How to Protect Your Important Computer Passwords
How Do You Protect Your Important Computer Passwords?
Passwords that are easy to remember are usually the easiest to break. The most commonly used password on Internet accounts today is "password". Yes, that's right- people actually use "password" as their password. Almost any password would be better than that!
Cyber attackers try common passwords and dictionary words first when attempting to break passwords. This forces people to use stronger passwords to protect their accounts.
Strong passwords avoid dictionary words and incorporate symbols, numbers, and capitalization- making them harder to remember. You can check the strength of your password using Microsoft's password strength test webpage. You'll quickly see that very strong passwords can be very hard to remember.
Remembering your passwords becomes even harder because it is not secure to reuse your password on more than one site. It is bad enough if your password gets compromised at one site, but if you reused that same password other places, the damage can be even worse. Juggling multiple passwords makes it even harder to remember your passwords and keep track of which password goes with which site. How can you protect your important computer passwords?
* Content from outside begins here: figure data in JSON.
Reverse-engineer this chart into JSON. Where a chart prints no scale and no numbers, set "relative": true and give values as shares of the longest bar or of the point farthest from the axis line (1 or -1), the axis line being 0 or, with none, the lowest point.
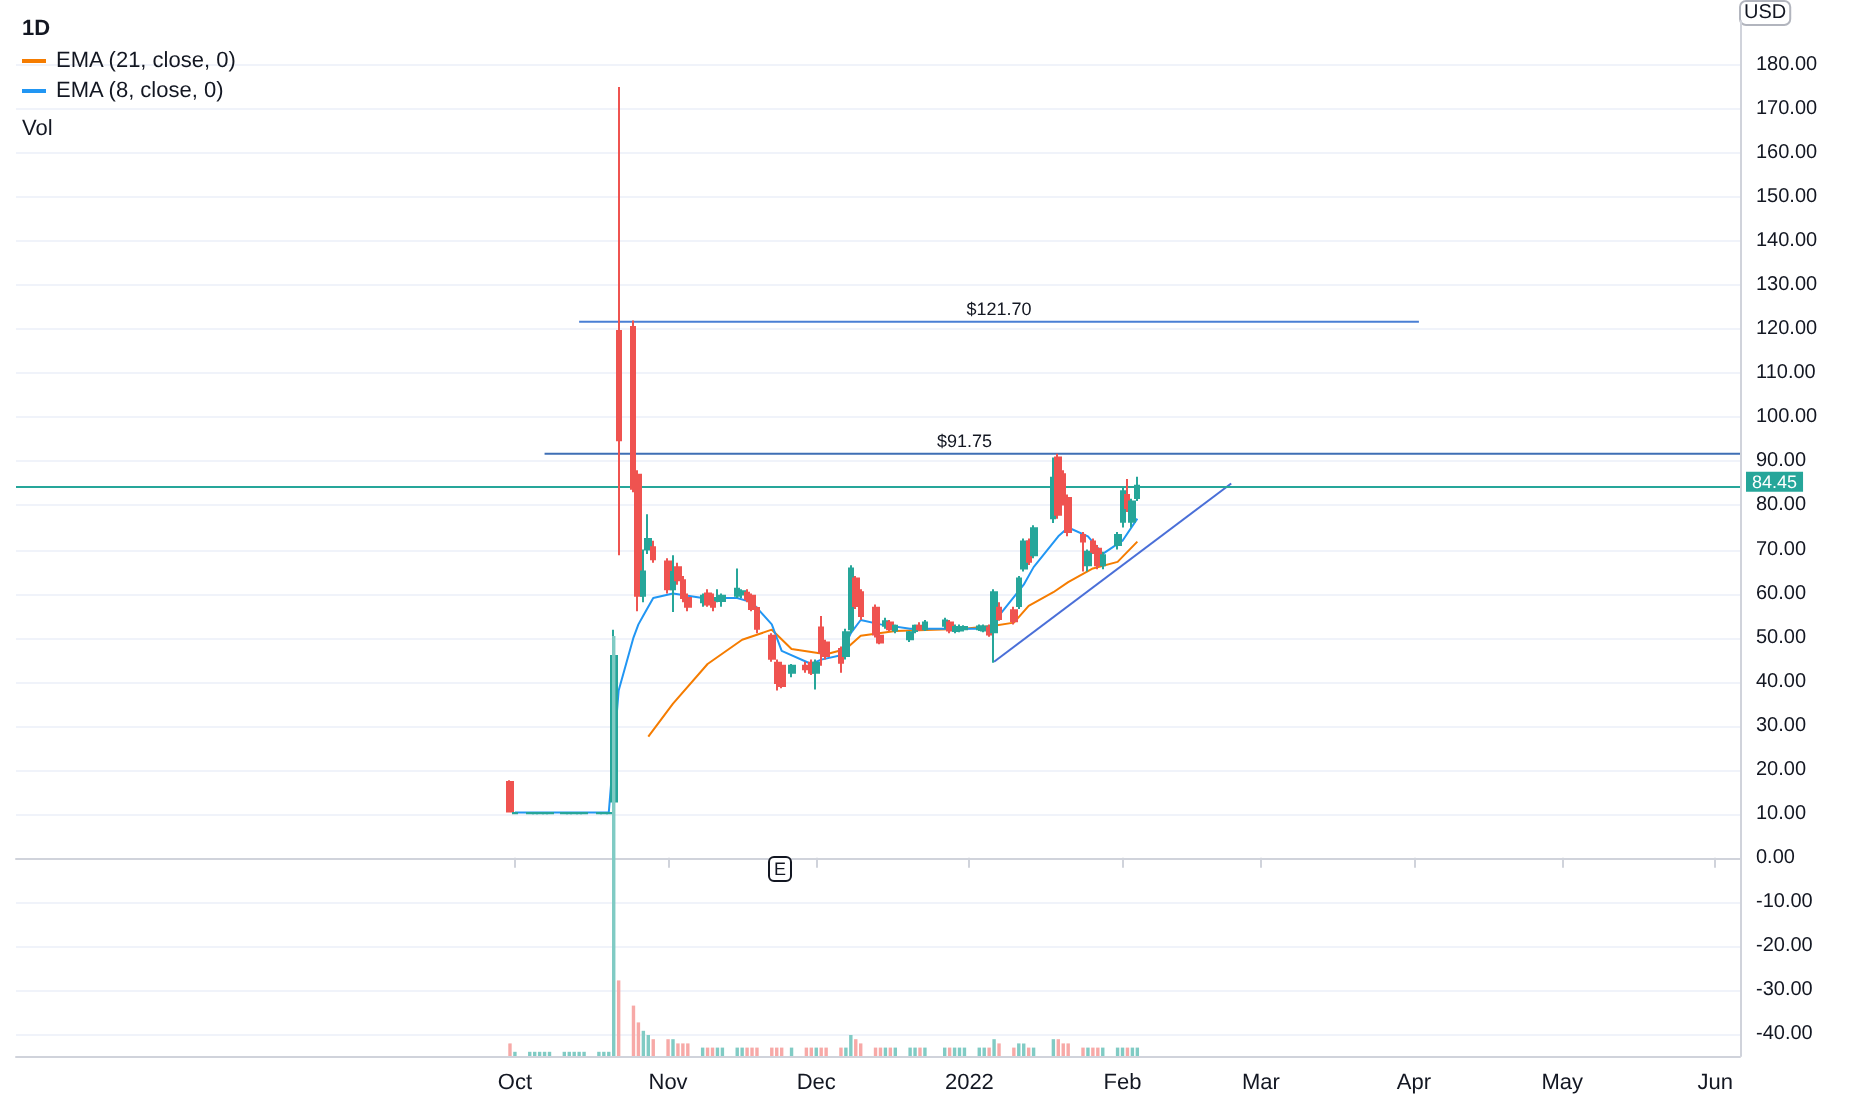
{
  "chart_data": [
    {
      "type": "candlestick",
      "title": "1D",
      "ylabel": "USD",
      "x": [
        "2021-09-30",
        "2021-10-01",
        "2021-10-04",
        "2021-10-05",
        "2021-10-06",
        "2021-10-07",
        "2021-10-08",
        "2021-10-11",
        "2021-10-12",
        "2021-10-13",
        "2021-10-14",
        "2021-10-15",
        "2021-10-18",
        "2021-10-19",
        "2021-10-20",
        "2021-10-21",
        "2021-10-22",
        "2021-10-25",
        "2021-10-26",
        "2021-10-27",
        "2021-10-28",
        "2021-10-29",
        "2021-11-01",
        "2021-11-02",
        "2021-11-03",
        "2021-11-04",
        "2021-11-05",
        "2021-11-08",
        "2021-11-09",
        "2021-11-10",
        "2021-11-11",
        "2021-11-12",
        "2021-11-15",
        "2021-11-16",
        "2021-11-17",
        "2021-11-18",
        "2021-11-19",
        "2021-11-22",
        "2021-11-23",
        "2021-11-24",
        "2021-11-26",
        "2021-11-29",
        "2021-11-30",
        "2021-12-01",
        "2021-12-02",
        "2021-12-03",
        "2021-12-06",
        "2021-12-07",
        "2021-12-08",
        "2021-12-09",
        "2021-12-10",
        "2021-12-13",
        "2021-12-14",
        "2021-12-15",
        "2021-12-16",
        "2021-12-17",
        "2021-12-20",
        "2021-12-21",
        "2021-12-22",
        "2021-12-23",
        "2021-12-27",
        "2021-12-28",
        "2021-12-29",
        "2021-12-30",
        "2021-12-31",
        "2022-01-03",
        "2022-01-04",
        "2022-01-05",
        "2022-01-06",
        "2022-01-07",
        "2022-01-10",
        "2022-01-11",
        "2022-01-12",
        "2022-01-13",
        "2022-01-14",
        "2022-01-18",
        "2022-01-19",
        "2022-01-20",
        "2022-01-21",
        "2022-01-24",
        "2022-01-25",
        "2022-01-26",
        "2022-01-27",
        "2022-01-28",
        "2022-01-31",
        "2022-02-01",
        "2022-02-02",
        "2022-02-03",
        "2022-02-04"
      ],
      "ohlc": [
        [
          17.2,
          17.6,
          10.4,
          10.5
        ],
        [
          10.1,
          10.4,
          10,
          10.2
        ],
        [
          10.1,
          10.4,
          10,
          10.2
        ],
        [
          10.1,
          10.4,
          10,
          10.2
        ],
        [
          10.1,
          10.4,
          10,
          10.2
        ],
        [
          10.1,
          10.4,
          10,
          10.2
        ],
        [
          10.1,
          10.4,
          10,
          10.2
        ],
        [
          10.1,
          10.4,
          10,
          10.2
        ],
        [
          10.1,
          10.4,
          10,
          10.2
        ],
        [
          10.1,
          10.4,
          10,
          10.2
        ],
        [
          10.1,
          10.4,
          10,
          10.2
        ],
        [
          10.1,
          10.4,
          10,
          10.2
        ],
        [
          10.1,
          10.4,
          10,
          10.2
        ],
        [
          10.1,
          10.4,
          10,
          10.2
        ],
        [
          10.1,
          10.4,
          10,
          10.2
        ],
        [
          12.8,
          51.8,
          10,
          45.8
        ],
        [
          119.6,
          175,
          68.7,
          94.8
        ],
        [
          120.5,
          122,
          83,
          83.8
        ],
        [
          87,
          88,
          56,
          59.5
        ],
        [
          59.5,
          70,
          58,
          65
        ],
        [
          70,
          78,
          69,
          72.4
        ],
        [
          70.5,
          72,
          67,
          67.8
        ],
        [
          67.3,
          68,
          60,
          61
        ],
        [
          61,
          68.7,
          55.8,
          64.9
        ],
        [
          66,
          67,
          62,
          63
        ],
        [
          63,
          64,
          58,
          59
        ],
        [
          59,
          60,
          56,
          57
        ],
        [
          58,
          60,
          57,
          59.5
        ],
        [
          60,
          61,
          57,
          57.5
        ],
        [
          59,
          60,
          56,
          57
        ],
        [
          58.5,
          61,
          58,
          59
        ],
        [
          58.3,
          60,
          57,
          59.5
        ],
        [
          59.5,
          65.7,
          59,
          61.1
        ],
        [
          59.8,
          61,
          59,
          60.5
        ],
        [
          60.2,
          61,
          58,
          58.7
        ],
        [
          59.5,
          60,
          56,
          56.5
        ],
        [
          56.7,
          57,
          51,
          52
        ],
        [
          50.4,
          51,
          44.5,
          45.2
        ],
        [
          44.3,
          45,
          38,
          39.7
        ],
        [
          43.6,
          44.5,
          38.5,
          39
        ],
        [
          42,
          44,
          41,
          43.6
        ],
        [
          43.6,
          44.5,
          42,
          42.8
        ],
        [
          44.3,
          45,
          41.5,
          42
        ],
        [
          42,
          45,
          38.2,
          44.3
        ],
        [
          52.3,
          54.9,
          43.6,
          46.6
        ],
        [
          48.9,
          49.5,
          45,
          45.8
        ],
        [
          47.4,
          48,
          42,
          44.3
        ],
        [
          45.8,
          52,
          45,
          51.2
        ],
        [
          51.9,
          66.4,
          51,
          65.7
        ],
        [
          63.4,
          64,
          56.5,
          57.2
        ],
        [
          60.3,
          61,
          54,
          54.9
        ],
        [
          56.8,
          57.5,
          50,
          50.7
        ],
        [
          50.4,
          51,
          48.5,
          48.9
        ],
        [
          52.7,
          54.5,
          52,
          53.7
        ],
        [
          53.4,
          54,
          51.5,
          51.9
        ],
        [
          51.6,
          53,
          51,
          52.7
        ],
        [
          49.6,
          51.5,
          49,
          51.2
        ],
        [
          51.5,
          53,
          51,
          52.7
        ],
        [
          52.7,
          53.5,
          51.5,
          51.9
        ],
        [
          51.9,
          54,
          51.5,
          53.4
        ],
        [
          52.7,
          54.5,
          52,
          53.9
        ],
        [
          53.4,
          54,
          51,
          51.6
        ],
        [
          51.5,
          53,
          51,
          52.4
        ],
        [
          51.6,
          53,
          51.2,
          52.3
        ],
        [
          51.9,
          52.8,
          51.5,
          52.4
        ],
        [
          51.9,
          53,
          51.5,
          52.5
        ],
        [
          51.6,
          53,
          51.2,
          52.5
        ],
        [
          52.3,
          53,
          50.2,
          50.7
        ],
        [
          51.2,
          61,
          44.3,
          60.3
        ],
        [
          56.8,
          58,
          53.8,
          54.2
        ],
        [
          56.2,
          57,
          53,
          53.7
        ],
        [
          57.2,
          64,
          56.5,
          63.4
        ],
        [
          65.7,
          72.5,
          65,
          71.8
        ],
        [
          71.8,
          72.5,
          66.5,
          67.2
        ],
        [
          68.7,
          75.5,
          68,
          74.8
        ],
        [
          77.1,
          90.9,
          76,
          86.3
        ],
        [
          90.9,
          91.75,
          77,
          77.9
        ],
        [
          87.1,
          88,
          80,
          80.9
        ],
        [
          81.7,
          82.5,
          73,
          74
        ],
        [
          73.3,
          74,
          65,
          71.8
        ],
        [
          66.4,
          70,
          65,
          69.5
        ],
        [
          71.8,
          72.5,
          69,
          69.5
        ],
        [
          70.2,
          71,
          65.5,
          66.4
        ],
        [
          66.4,
          69.5,
          65.5,
          68.7
        ],
        [
          71,
          74,
          70,
          73.3
        ],
        [
          76.3,
          84,
          75,
          83.2
        ],
        [
          82.4,
          86,
          78.5,
          79.4
        ],
        [
          76.3,
          81.5,
          75,
          80.9
        ],
        [
          81.7,
          86.5,
          81,
          84.45
        ]
      ],
      "series": [
        {
          "type": "line",
          "name": "EMA (21, close, 0)",
          "color": "#f57c00",
          "x": [
            "2021-10-28",
            "2021-11-02",
            "2021-11-09",
            "2021-11-16",
            "2021-11-22",
            "2021-11-26",
            "2021-12-03",
            "2021-12-07",
            "2021-12-10",
            "2021-12-17",
            "2021-12-31",
            "2022-01-06",
            "2022-01-10",
            "2022-01-13",
            "2022-01-18",
            "2022-01-21",
            "2022-01-26",
            "2022-01-31",
            "2022-02-04"
          ],
          "values": [
            27.5,
            35,
            44,
            49.5,
            51.8,
            47.4,
            46.2,
            47.4,
            50.4,
            51.5,
            52,
            52.7,
            53.4,
            57.2,
            60.3,
            62.6,
            65.7,
            67.2,
            71.8
          ]
        },
        {
          "type": "line",
          "name": "EMA (8, close, 0)",
          "color": "#2196f3",
          "x": [
            "2021-10-01",
            "2021-10-20",
            "2021-10-22",
            "2021-10-25",
            "2021-10-26",
            "2021-10-27",
            "2021-10-29",
            "2021-11-02",
            "2021-11-08",
            "2021-11-15",
            "2021-11-18",
            "2021-11-22",
            "2021-11-24",
            "2021-11-30",
            "2021-12-02",
            "2021-12-06",
            "2021-12-08",
            "2021-12-10",
            "2021-12-14",
            "2021-12-20",
            "2021-12-31",
            "2022-01-05",
            "2022-01-07",
            "2022-01-12",
            "2022-01-14",
            "2022-01-19",
            "2022-01-21",
            "2022-01-25",
            "2022-01-28",
            "2022-02-01",
            "2022-02-04"
          ],
          "values": [
            10.3,
            10.3,
            38,
            50,
            53,
            55,
            59,
            60,
            59,
            59,
            58,
            53,
            47,
            44,
            45,
            46,
            51,
            54,
            53,
            52,
            52,
            52,
            55,
            62,
            66,
            73,
            75,
            73,
            69,
            72,
            77
          ]
        },
        {
          "type": "line",
          "color": "#4a6fd8",
          "x": [
            "2022-01-06",
            "2022-02-23"
          ],
          "values": [
            44.5,
            85
          ]
        },
        {
          "type": "line",
          "color": "#4a7fd4",
          "x": [
            "2021-10-14",
            "2022-04-02"
          ],
          "values": [
            121.7,
            121.7
          ]
        },
        {
          "type": "line",
          "color": "#3f6fb5",
          "x": [
            "2021-10-07",
            "2022-06-06"
          ],
          "values": [
            91.75,
            91.75
          ]
        }
      ],
      "ref_lines": [
        {
          "axis": "y",
          "value": 84.45,
          "label": "84.45",
          "color": "#26a69a"
        }
      ],
      "annotations": [
        {
          "text": "$121.70",
          "x": "2022-01-07",
          "y": 121.7
        },
        {
          "text": "$91.75",
          "x": "2021-12-31",
          "y": 91.75
        },
        "E"
      ],
      "xlim": [
        "2021-06-22",
        "2022-06-06"
      ],
      "xticks": [
        {
          "value": "2021-10-01",
          "label": "Oct"
        },
        {
          "value": "2021-11-01",
          "label": "Nov"
        },
        {
          "value": "2021-12-01",
          "label": "Dec"
        },
        {
          "value": "2022-01-01",
          "label": "2022"
        },
        {
          "value": "2022-02-01",
          "label": "Feb"
        },
        {
          "value": "2022-03-01",
          "label": "Mar"
        },
        {
          "value": "2022-04-01",
          "label": "Apr"
        },
        {
          "value": "2022-05-01",
          "label": "May"
        },
        {
          "value": "2022-06-01",
          "label": "Jun"
        }
      ],
      "ylim": [
        -45,
        190
      ],
      "yticks": [
        {
          "value": -40,
          "label": "-40.00"
        },
        {
          "value": -30,
          "label": "-30.00"
        },
        {
          "value": -20,
          "label": "-20.00"
        },
        {
          "value": -10,
          "label": "-10.00"
        },
        {
          "value": 0,
          "label": "0.00"
        },
        {
          "value": 10,
          "label": "10.00"
        },
        {
          "value": 20,
          "label": "20.00"
        },
        {
          "value": 30,
          "label": "30.00"
        },
        {
          "value": 40,
          "label": "40.00"
        },
        {
          "value": 50,
          "label": "50.00"
        },
        {
          "value": 60,
          "label": "60.00"
        },
        {
          "value": 70,
          "label": "70.00"
        },
        {
          "value": 80,
          "label": "80.00"
        },
        {
          "value": 90,
          "label": "90.00"
        },
        {
          "value": 100,
          "label": "100.00"
        },
        {
          "value": 110,
          "label": "110.00"
        },
        {
          "value": 120,
          "label": "120.00"
        },
        {
          "value": 130,
          "label": "130.00"
        },
        {
          "value": 140,
          "label": "140.00"
        },
        {
          "value": 150,
          "label": "150.00"
        },
        {
          "value": 160,
          "label": "160.00"
        },
        {
          "value": 170,
          "label": "170.00"
        },
        {
          "value": 180,
          "label": "180.00"
        }
      ],
      "grid": "y",
      "legend": "top left"
    },
    {
      "type": "bar",
      "title": "Vol",
      "relative": true,
      "x": [
        "2021-09-30",
        "2021-10-01",
        "2021-10-04",
        "2021-10-05",
        "2021-10-06",
        "2021-10-07",
        "2021-10-08",
        "2021-10-11",
        "2021-10-12",
        "2021-10-13",
        "2021-10-14",
        "2021-10-15",
        "2021-10-18",
        "2021-10-19",
        "2021-10-20",
        "2021-10-21",
        "2021-10-22",
        "2021-10-25",
        "2021-10-26",
        "2021-10-27",
        "2021-10-28",
        "2021-10-29",
        "2021-11-01",
        "2021-11-02",
        "2021-11-03",
        "2021-11-04",
        "2021-11-05",
        "2021-11-08",
        "2021-11-09",
        "2021-11-10",
        "2021-11-11",
        "2021-11-12",
        "2021-11-15",
        "2021-11-16",
        "2021-11-17",
        "2021-11-18",
        "2021-11-19",
        "2021-11-22",
        "2021-11-23",
        "2021-11-24",
        "2021-11-26",
        "2021-11-29",
        "2021-11-30",
        "2021-12-01",
        "2021-12-02",
        "2021-12-03",
        "2021-12-06",
        "2021-12-07",
        "2021-12-08",
        "2021-12-09",
        "2021-12-10",
        "2021-12-13",
        "2021-12-14",
        "2021-12-15",
        "2021-12-16",
        "2021-12-17",
        "2021-12-20",
        "2021-12-21",
        "2021-12-22",
        "2021-12-23",
        "2021-12-27",
        "2021-12-28",
        "2021-12-29",
        "2021-12-30",
        "2021-12-31",
        "2022-01-03",
        "2022-01-04",
        "2022-01-05",
        "2022-01-06",
        "2022-01-07",
        "2022-01-10",
        "2022-01-11",
        "2022-01-12",
        "2022-01-13",
        "2022-01-14",
        "2022-01-18",
        "2022-01-19",
        "2022-01-20",
        "2022-01-21",
        "2022-01-24",
        "2022-01-25",
        "2022-01-26",
        "2022-01-27",
        "2022-01-28",
        "2022-01-31",
        "2022-02-01",
        "2022-02-02",
        "2022-02-03",
        "2022-02-04"
      ],
      "values": [
        0.03,
        0.01,
        0.01,
        0.01,
        0.01,
        0.01,
        0.01,
        0.01,
        0.01,
        0.01,
        0.01,
        0.01,
        0.01,
        0.01,
        0.01,
        1,
        0.18,
        0.12,
        0.08,
        0.06,
        0.05,
        0.04,
        0.04,
        0.04,
        0.03,
        0.03,
        0.03,
        0.02,
        0.02,
        0.02,
        0.02,
        0.02,
        0.02,
        0.02,
        0.02,
        0.02,
        0.02,
        0.02,
        0.02,
        0.02,
        0.02,
        0.02,
        0.02,
        0.02,
        0.02,
        0.02,
        0.02,
        0.02,
        0.05,
        0.04,
        0.03,
        0.02,
        0.02,
        0.02,
        0.02,
        0.02,
        0.02,
        0.02,
        0.02,
        0.02,
        0.02,
        0.02,
        0.02,
        0.02,
        0.02,
        0.02,
        0.02,
        0.02,
        0.04,
        0.03,
        0.02,
        0.03,
        0.03,
        0.02,
        0.02,
        0.04,
        0.04,
        0.03,
        0.03,
        0.02,
        0.02,
        0.02,
        0.02,
        0.02,
        0.02,
        0.02,
        0.02,
        0.02,
        0.02
      ],
      "colors": [
        "#f7a9a7",
        "#80cbc4",
        "#80cbc4",
        "#80cbc4",
        "#80cbc4",
        "#80cbc4",
        "#80cbc4",
        "#80cbc4",
        "#80cbc4",
        "#80cbc4",
        "#80cbc4",
        "#80cbc4",
        "#80cbc4",
        "#80cbc4",
        "#80cbc4",
        "#80cbc4",
        "#f7a9a7",
        "#f7a9a7",
        "#f7a9a7",
        "#80cbc4",
        "#80cbc4",
        "#f7a9a7",
        "#f7a9a7",
        "#80cbc4",
        "#f7a9a7",
        "#f7a9a7",
        "#f7a9a7",
        "#80cbc4",
        "#f7a9a7",
        "#f7a9a7",
        "#80cbc4",
        "#80cbc4",
        "#80cbc4",
        "#80cbc4",
        "#f7a9a7",
        "#f7a9a7",
        "#f7a9a7",
        "#f7a9a7",
        "#f7a9a7",
        "#f7a9a7",
        "#80cbc4",
        "#f7a9a7",
        "#f7a9a7",
        "#80cbc4",
        "#f7a9a7",
        "#f7a9a7",
        "#f7a9a7",
        "#80cbc4",
        "#80cbc4",
        "#f7a9a7",
        "#f7a9a7",
        "#f7a9a7",
        "#f7a9a7",
        "#80cbc4",
        "#f7a9a7",
        "#80cbc4",
        "#80cbc4",
        "#80cbc4",
        "#f7a9a7",
        "#80cbc4",
        "#80cbc4",
        "#f7a9a7",
        "#80cbc4",
        "#80cbc4",
        "#80cbc4",
        "#80cbc4",
        "#80cbc4",
        "#f7a9a7",
        "#80cbc4",
        "#f7a9a7",
        "#f7a9a7",
        "#80cbc4",
        "#80cbc4",
        "#f7a9a7",
        "#80cbc4",
        "#80cbc4",
        "#f7a9a7",
        "#f7a9a7",
        "#f7a9a7",
        "#f7a9a7",
        "#80cbc4",
        "#f7a9a7",
        "#f7a9a7",
        "#80cbc4",
        "#80cbc4",
        "#80cbc4",
        "#f7a9a7",
        "#80cbc4",
        "#80cbc4"
      ],
      "xlim": [
        "2021-06-22",
        "2022-06-06"
      ]
    }
  ]
}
How to Use a Password Manager to Protect Your Passwords
A password manager is software that stores your passwords in an encrypted file along with usernames and website addresses. This allows you to keep track of all of your passwords secure without writing them down or typing them in a file. Some password manager programs will prompt you to save your passwords in your secure vault as you use them. You are more likely to use strong passwords on your Internet accounts if you do not need to remember them all. The only password you need to remember is the master password that unlocks your encrypted password vault. The rest of your passwords are safely stored in the encrypted vault.
Some password managers create an encrypted password file on your computer, and others store the encrypted file in the cloud. It may seem to present a security risk to store your passwords in the cloud, but strong encryption protects your data from anyone who does not have the master password. Cloud storage is convenient- you can access your passwords anywhere, anytime.
How a Password Manager Uses Encryption to Protect Your Passwords
A password manager scrambles your passwords with an algorithm that uses your master password. The only way to unscramble the data is with your exact master password. Cyber attackers can attempt brute force password breaking on encrypted files. This involves trying common passwords, dictionary words, and even all combinations of letters, numbers, and symbols.
When the correct password is finally guessed, the unencrypted file will contain structured information- such as words separated by spaces- rather than scrambled characters and symbols. However a strong password with a strong encryption algorithm such as those used by password manager software takes a very long time to crack- years or more with currently available computers.
Get Free Password Management Software and Protect Your Passwords
There are several good choices for password manager software, and even better news- most are free. KeePass and Password Safe are compatible with Windows. LastPass runs on Windows, Mac, Linux, and mobile platforms and supports cloud storage of passwords. 1Password has options for Mac and Windows as well as mobile platforms.
Get a password manager today and protect your important computer passwords.